Bupati Buru Selatan Harus Menonaktifkan Mantan Caleg M. Yusuf Dari ASN
Bupati Buru selatan Safitri Malik Soulissa segera memeriksa M. Yusuf atas statusnya sebagai ASN karena M. Yusuf pernah pada tahun 2014 mencalonkan diri sebagai anggota DPRD Kabupaten Buru Selatan dapil Waesama – Ambalau dan M. Yusuf membuat surat pemunduran diri sebagaia ASN pada tanggal 2 Juli 2013 dengan unit kerja Badan Penanggulangan Bencana Daerah dan ditindaklanjuti oleh Bupati Buru Selatan Tagop S. Soulisa pada tanggal 01 Agustus 2013 dengan nomor: 881/01/KEP/2013 tentang pemberhentian saudara M. Yusuf dari pegawai negeri sipil di lingkungan pemerintah Kabupaten Buru Selatan, namun status saudara M. Yusuf sampai sekarang masi aktif sebagai ASN, dengan jabatan yang diamanahkan kepada M. Yusuf untuk menduduki posisi penting dalam pemerintahan di Buru Selatan sebagai Bendahara Dinas Sosial.

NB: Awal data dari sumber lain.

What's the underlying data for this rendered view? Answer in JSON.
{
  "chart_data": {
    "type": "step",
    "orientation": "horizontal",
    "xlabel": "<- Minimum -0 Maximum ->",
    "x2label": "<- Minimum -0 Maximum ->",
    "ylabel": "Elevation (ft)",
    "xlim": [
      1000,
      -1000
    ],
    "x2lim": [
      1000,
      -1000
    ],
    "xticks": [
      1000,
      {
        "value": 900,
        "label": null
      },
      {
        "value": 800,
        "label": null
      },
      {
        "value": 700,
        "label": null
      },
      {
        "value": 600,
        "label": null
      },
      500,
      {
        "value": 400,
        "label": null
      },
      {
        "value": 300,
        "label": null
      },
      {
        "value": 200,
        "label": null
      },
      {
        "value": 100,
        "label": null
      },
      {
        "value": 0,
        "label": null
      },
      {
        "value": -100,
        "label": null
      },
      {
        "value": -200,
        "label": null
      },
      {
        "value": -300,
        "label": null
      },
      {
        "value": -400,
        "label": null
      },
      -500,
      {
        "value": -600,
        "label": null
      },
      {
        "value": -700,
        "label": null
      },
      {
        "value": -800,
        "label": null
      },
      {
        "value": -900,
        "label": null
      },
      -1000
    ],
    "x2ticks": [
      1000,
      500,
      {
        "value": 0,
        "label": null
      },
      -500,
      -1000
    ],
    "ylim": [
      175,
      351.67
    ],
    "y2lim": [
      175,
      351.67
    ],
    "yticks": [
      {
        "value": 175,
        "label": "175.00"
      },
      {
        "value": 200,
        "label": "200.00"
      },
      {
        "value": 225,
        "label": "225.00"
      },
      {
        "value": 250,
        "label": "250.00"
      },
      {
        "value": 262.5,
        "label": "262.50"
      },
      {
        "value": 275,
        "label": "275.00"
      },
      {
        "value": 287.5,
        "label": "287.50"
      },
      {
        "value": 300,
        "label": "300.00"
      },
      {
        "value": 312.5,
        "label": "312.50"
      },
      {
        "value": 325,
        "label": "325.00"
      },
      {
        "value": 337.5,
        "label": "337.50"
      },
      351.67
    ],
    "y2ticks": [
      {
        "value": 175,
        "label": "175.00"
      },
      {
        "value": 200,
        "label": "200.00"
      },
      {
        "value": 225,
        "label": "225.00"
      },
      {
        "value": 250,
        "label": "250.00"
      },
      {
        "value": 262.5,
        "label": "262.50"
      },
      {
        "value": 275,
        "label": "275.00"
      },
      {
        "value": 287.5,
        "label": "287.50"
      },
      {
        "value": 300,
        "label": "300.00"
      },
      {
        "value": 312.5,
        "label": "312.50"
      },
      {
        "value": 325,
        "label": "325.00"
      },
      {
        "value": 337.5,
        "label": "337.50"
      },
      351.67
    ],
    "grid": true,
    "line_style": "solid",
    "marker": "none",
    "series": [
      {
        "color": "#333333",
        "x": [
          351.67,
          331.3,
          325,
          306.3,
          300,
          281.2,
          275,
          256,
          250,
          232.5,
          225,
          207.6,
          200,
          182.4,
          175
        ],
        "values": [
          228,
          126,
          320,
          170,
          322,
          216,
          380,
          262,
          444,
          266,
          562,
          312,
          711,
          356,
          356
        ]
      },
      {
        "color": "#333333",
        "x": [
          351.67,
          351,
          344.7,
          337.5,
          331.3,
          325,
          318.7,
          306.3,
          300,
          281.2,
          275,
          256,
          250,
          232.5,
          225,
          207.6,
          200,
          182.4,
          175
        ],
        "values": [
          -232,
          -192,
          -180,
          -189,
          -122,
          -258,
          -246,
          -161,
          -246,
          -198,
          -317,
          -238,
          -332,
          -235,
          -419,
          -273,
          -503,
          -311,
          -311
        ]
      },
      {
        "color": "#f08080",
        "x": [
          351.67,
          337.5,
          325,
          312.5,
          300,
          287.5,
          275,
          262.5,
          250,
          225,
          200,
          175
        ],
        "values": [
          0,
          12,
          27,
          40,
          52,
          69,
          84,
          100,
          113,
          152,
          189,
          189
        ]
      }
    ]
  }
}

Bila dilihat dari UU ASN maka saudara M. Yusuf melanggar berbagai aturan Hukum dimana Pasal 123 ayat (3) UU ASN menyatakan:
“Pegawai ASN dari PNS yang mencalonkan diri atau dicalonkan menjadi Presiden dan Wakil Presiden; ketua, wakil ketua, dan anggota Dewan Perwakilan Rakyat; ketua, wakil ketua, dan anggota Dewan Perwakilan Daerah; gubernur dan wakil gubernur; bupati/walikota dan wakil bupati/wakil walikota wajib menyatakan pengunduran diri secara tertulis sebagai PNS sejak mendaftar sebagai calon”.